Pour pallier cette urgence financière, beaucoup s’orientent vers des métiers non qualifiés en tension, comme la préparation de commande ou la livraison. « Notre but, c’est aussi d’élargir leur horizon professionnel, et de leur montrer que d’autres métiers existent. Chaque semaine, on a des sociétés qui viennent présenter leurs métiers, on organise des visites d’entreprise et surtout on étudie les possibilités de formations financées par France Travail ou les missions locales », explique Emmanuel. Les wakeurs sont suivis de près par Marion et Adèle - chargées d'emploi - qui les accompagnent sur la définition de leur projet professionnel et sont en lien quotidien avec les recruteurs de la région.

 

© Wake up Café Marseille

Réparer le lien entre détenus et entreprises

Avec une trentaine de boites partenaires, rien que sur la région marseillaise, l’association retisse un lien détenu-employeur pas toujours évident : « Il faut voir qu’une grande majorité des détenus ont, par exemple, fait face à un père absent, et entretiennent des rapports souvent très compliqués avec leur famille… ce qui se traduit par un rapport conflictuel à l’autorité, décrypte Emmanuel. Ils la retrouvent ensuite en prison, mais elle est souvent mal vécue, car elle est complètement subie. En entreprise c’est différent car elle peut faire évoluer et être porteuse d’émancipation ».

Cette appréhension, on la retrouve aussi côté entreprises : « Pour faire simple, on retrouve les mêmes préjugés que le grand public, avec notamment la peur du criminel… Alors qu’en vérité ça représente une faible proportion de la population carcérale ! Il y a un vrai besoin de rassurer les boîtes avec lesquelles on travaille : on accompagne surtout des gens qui ont commis des délits, parfois même mineurs comme des conduites sans permis, et qui ont purgé leur peine. »

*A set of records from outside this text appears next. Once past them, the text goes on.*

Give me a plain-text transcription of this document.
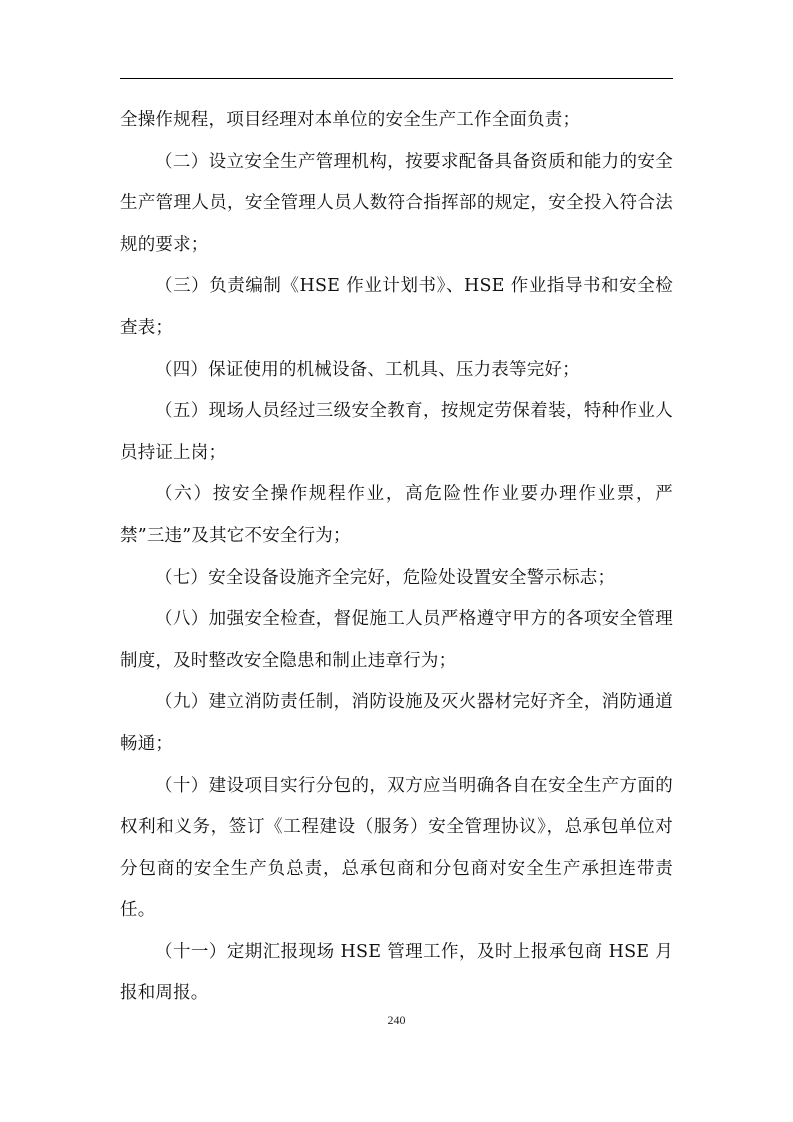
全操作规程，项目经理对本单位的安全生产工作全面负责；

（二）设立安全生产管理机构，按要求配备具备资质和能力的安全生产管理人员，安全管理人员人数符合指挥部的规定，安全投入符合法规的要求；

（三）负责编制《HSE 作业计划书》、HSE 作业指导书和安全检查表；

（四）保证使用的机械设备、工机具、压力表等完好；

（五）现场人员经过三级安全教育，按规定劳保着装，特种作业人员持证上岗；

（六）按安全操作规程作业，高危险性作业要办理作业票，严禁”三违”及其它不安全行为；

（七）安全设备设施齐全完好，危险处设置安全警示标志；

（八）加强安全检查，督促施工人员严格遵守甲方的各项安全管理制度，及时整改安全隐患和制止违章行为；

（九）建立消防责任制，消防设施及灭火器材完好齐全，消防通道畅通；

（十）建设项目实行分包的，双方应当明确各自在安全生产方面的权利和义务，签订《工程建设（服务）安全管理协议》，总承包单位对分包商的安全生产负总责，总承包商和分包商对安全生产承担连带责任。

（十一）定期汇报现场 HSE 管理工作，及时上报承包商 HSE 月报和周报。

240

Chaque semaine, des entreprises se déplacent dans les locaux de l'association. © Wake up Café

Des parcours (déjà) cabossés

« On s’assure aussi que le détenu a vraiment envie de tourner la page. » Une tâche pas toujours évidente : « Ça veut dire couper le lien avec certaines de leurs fréquentations... Et parfois renoncer à un certain niveau de vie ». Une précision tout sauf anodine, car à Marseille le trafic de stupéfiants rapporte gros. Très gros, même : certains réseaux peuvent dégager jusqu'à 80 000 euros de chiffre d'affaires par jour. Un “guetteur” débutant peut se voir proposer un salaire compris entre 100 et 200 euros par jour. 

«On est sur un territoire qui a la spécificité de compter un grand nombre de jeunes détenus, explique Emmanuel. Certains n’ont que 22 ans et ont déjà des parcours cabossés, avec pas mal d’allers-retours en prison à leur actif. [...] Ils sont parfois complètement enfermés dans des schémas de délinquance qui leur font dire en sortant de prison “soit j’y retourne, soit je vais me faire tuer ». Un constat glaçant : en 2023, le parquet de Marseille a comptabilisé 49 morts et 117 blessés dans les guerres du trafic.

Il poursuit : « Ceux-là ont besoin d’encore plus d’accompagnement, car le plus souvent ils n’ont jamais côtoyé le monde de l’entreprise, et sont plus fragiles notamment en ce qui concerne les addictions. Ils disent souvent qu’ils ont besoin de cadre, c’est pour ça qu’ils viennent vers nous. D’ailleurs certains vont tester la solidité de ce cadre, mais c’est normal. De notre côté, on essaye de ne pas les lâcher sur certaines choses qu’ils devront respecter en entreprise, comme les horaires, typiquement. »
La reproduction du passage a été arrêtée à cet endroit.